# went to mall and did somewhat OK



## lyssado707 (Oct 29, 2004)

,.,.,.,.


----------



## missperfection (Jun 21, 2005)

I'm glad you had a good experience. I love Bath & Body Works too...I actually think I have somewhat of an addiction to their products. Their salespeople do tend to be a little pushy sometimes, so I just say "Thanks for your help, but I'm just looking" and keep shopping.


----------



## CoconutHolder (Oct 13, 2007)

Glad you had a good experience.

I've been going to the mall a lot more lately to break myself in more. Its one of my biggest challenges. I keep getting better though. Some days are better than others.

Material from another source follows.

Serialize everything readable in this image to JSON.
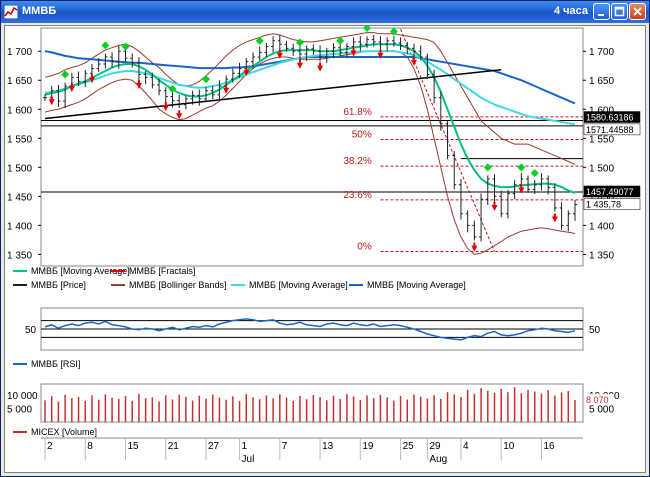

OMG I pushy sales people get on my nerves. I don't understand how some sales people think you need help with something AS SOON AS YOU STEP FOOT IN THE STORE. Give me a chance to look around for 15 minutes then stop and look dazed before you ask me if I need help 30 times! I feel like I say "NO, thank you, I'm just looking." 300 times at every mall visit.


----------



## Beryl (Jan 9, 2007)

You have stones.

I could never go to the mall alone, its hard enough going with people.


----------



## lyssado707 (Oct 29, 2004)

CoconutHolder said:


> OMG I pushy sales people get on my nerves. I don't understand how some sales people think you need help with something AS SOON AS YOU STEP FOOT IN THE STORE. Give me a chance to look around for 15 minutes then stop and look dazed before you ask me if I need help 30 times! I feel like I say "NO, thank you, I'm just looking." 300 times at every mall visit.


Exactly.


----------



## eyesonmywall (Aug 24, 2007)

glad you had a good time. i'm also weirded out by the foodcourt! i always feel like everyone thinks i'm a mutant if i go there alone.


----------



## Gerard (Feb 3, 2004)

*Re: went to mall and did somewhat OKIt*

That's awesome carry.

It sounds like you did well and also managed well. That's great.

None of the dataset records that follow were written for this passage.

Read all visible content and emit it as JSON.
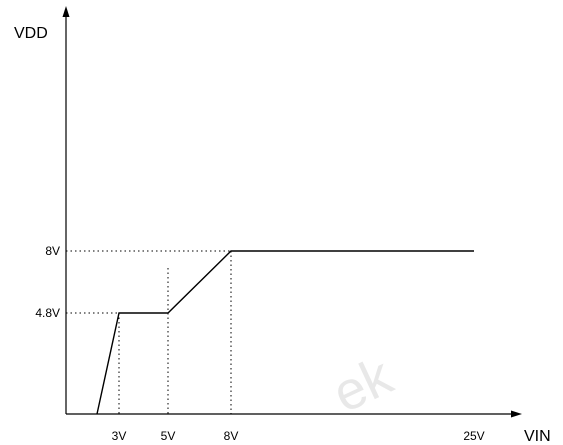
{
  "chart_data": {
    "type": "line",
    "title": "",
    "xlabel": "VIN",
    "ylabel": "VDD",
    "x_unit": "V",
    "y_unit": "V",
    "series": [
      {
        "x": [
          2.3,
          3,
          5,
          8,
          25
        ],
        "y": [
          0,
          4.8,
          4.8,
          8,
          8
        ]
      }
    ],
    "x_ticks": [
      {
        "value": 3,
        "label": "3V"
      },
      {
        "value": 5,
        "label": "5V"
      },
      {
        "value": 8,
        "label": "8V"
      },
      {
        "value": 25,
        "label": "25V"
      }
    ],
    "y_ticks": [
      {
        "value": 4.8,
        "label": "4.8V"
      },
      {
        "value": 8,
        "label": "8V"
      }
    ],
    "grid": false,
    "legend": "none"
  },
  "watermark": "ek"
}
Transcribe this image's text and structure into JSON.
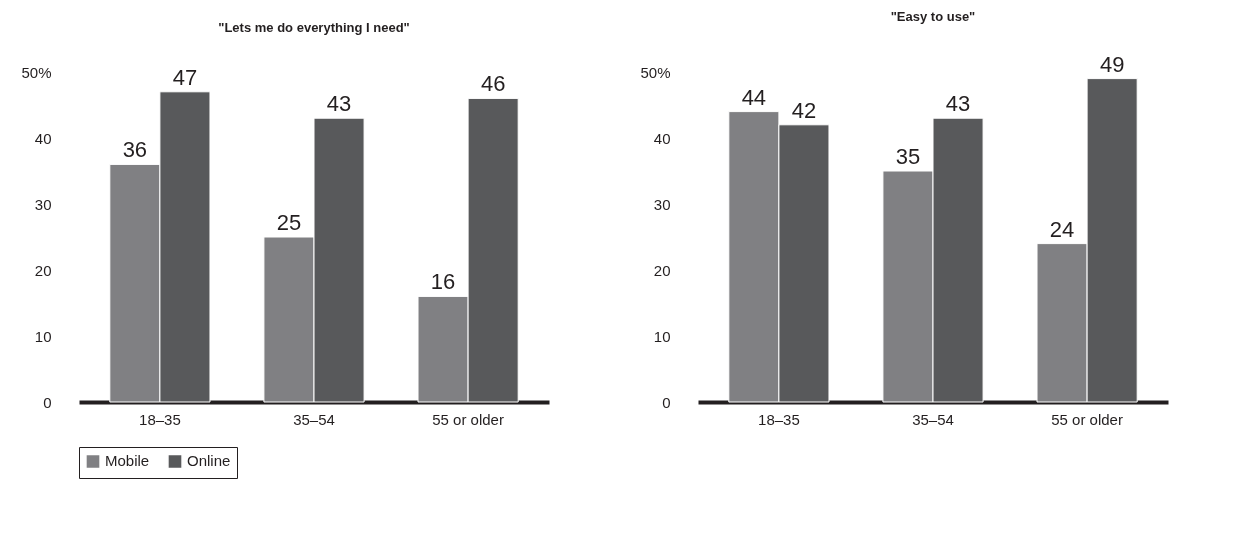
{
  "chart_data": [
    {
      "type": "bar",
      "title": "\"Lets me do everything I need\"",
      "categories": [
        "18–35",
        "35–54",
        "55 or older"
      ],
      "series": [
        {
          "name": "Mobile",
          "color": "#808083",
          "values": [
            36,
            25,
            16
          ]
        },
        {
          "name": "Online",
          "color": "#58595b",
          "values": [
            47,
            43,
            46
          ]
        }
      ],
      "ylim": [
        0,
        50
      ],
      "yticks": [
        0,
        10,
        20,
        30,
        40,
        {
          "value": 50,
          "label": "50%"
        }
      ],
      "grid": false,
      "legend": "bottom",
      "data_labels": true
    },
    {
      "type": "bar",
      "title": "\"Easy to use\"",
      "categories": [
        "18–35",
        "35–54",
        "55 or older"
      ],
      "series": [
        {
          "name": "Mobile",
          "color": "#808083",
          "values": [
            44,
            35,
            24
          ]
        },
        {
          "name": "Online",
          "color": "#58595b",
          "values": [
            42,
            43,
            49
          ]
        }
      ],
      "ylim": [
        0,
        50
      ],
      "yticks": [
        0,
        10,
        20,
        30,
        40,
        {
          "value": 50,
          "label": "50%"
        }
      ],
      "grid": false,
      "legend": "bottom",
      "data_labels": true
    }
  ]
}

I hope your dad likes your gift.

Best wishes,
Gerard


----------



## altrdperception (Oct 27, 2007)

Its weird, but since i'm in a new place, my SA is 100 times worse and has stayed that way for 9 months and counting...some days are better than others, but i really have to work up the courage just to order a coffee at starbux, anywhere I go it is packed with trendoids and VERY social/friendly cashiers where there are so many regulars. Plus i hate the new thing they implemented into the the "starbux experience" where they ask your name so they can call it out later. Ugh, do we have to get so personal people. Just give me my personality in a cup and leave me be lol I'm not getting started on the sales vultures... i really miss handling these things with much more ease. Life was a lot less stressful *sigh*

What i don't get is the crazy fluctuation in my confidence. If someone does anything to make me feel significant, my confidence is easily boosted. Like the other day, i needed to get change for the cab driver so we stopped by a hotel and i was rather smooth about the whole transaction. It was a cute guy working teh desk of a dead hotel and i really liked the brief but pleasant exchange of words. Other days, MOST days, i am so ready to run out of there back to my bubble of safety. Sometimes, my SA makes me overcompensate with a burst of happiness. I even seem to almost startle people. I get ridiculous and i can just see how fake i must seem lol :/


----------



## FairleighCalm (May 20, 2007)

Good job Carry. I can't stand malls, but love shopping in "real" neighborhoods".


----------



## 2Talkative (Nov 1, 2007)

I hate malls....far too much to process. I get like heat stroke in them too :0


----------



## QuietCoral (Mar 23, 2005)

carry said:


> CoconutHolder said:
> 
> 
> > OMG I pushy sales people get on my nerves. I don't understand how some sales people think you need help with something AS SOON AS YOU STEP FOOT IN THE STORE. Give me a chance to look around for 15 minutes then stop and look dazed before you ask me if I need help 30 times! I feel like I say "NO, thank you, I'm just looking." 300 times at every mall visit.
> ...


yeah i dont like pushy sales people either because it makes me nervous but.... i have no become one. i work in a christian book store and we are trained to do such things as greet every customer and ask if they need help!! i'm actually suprised how many people do want my help though and it doesnt bother them or cause them anxiety for me to ask. but yeah i understand how you feel.


----------



## ardrum (May 13, 2007)

Fantastic job! And you're right... you do have every right to be there.


----------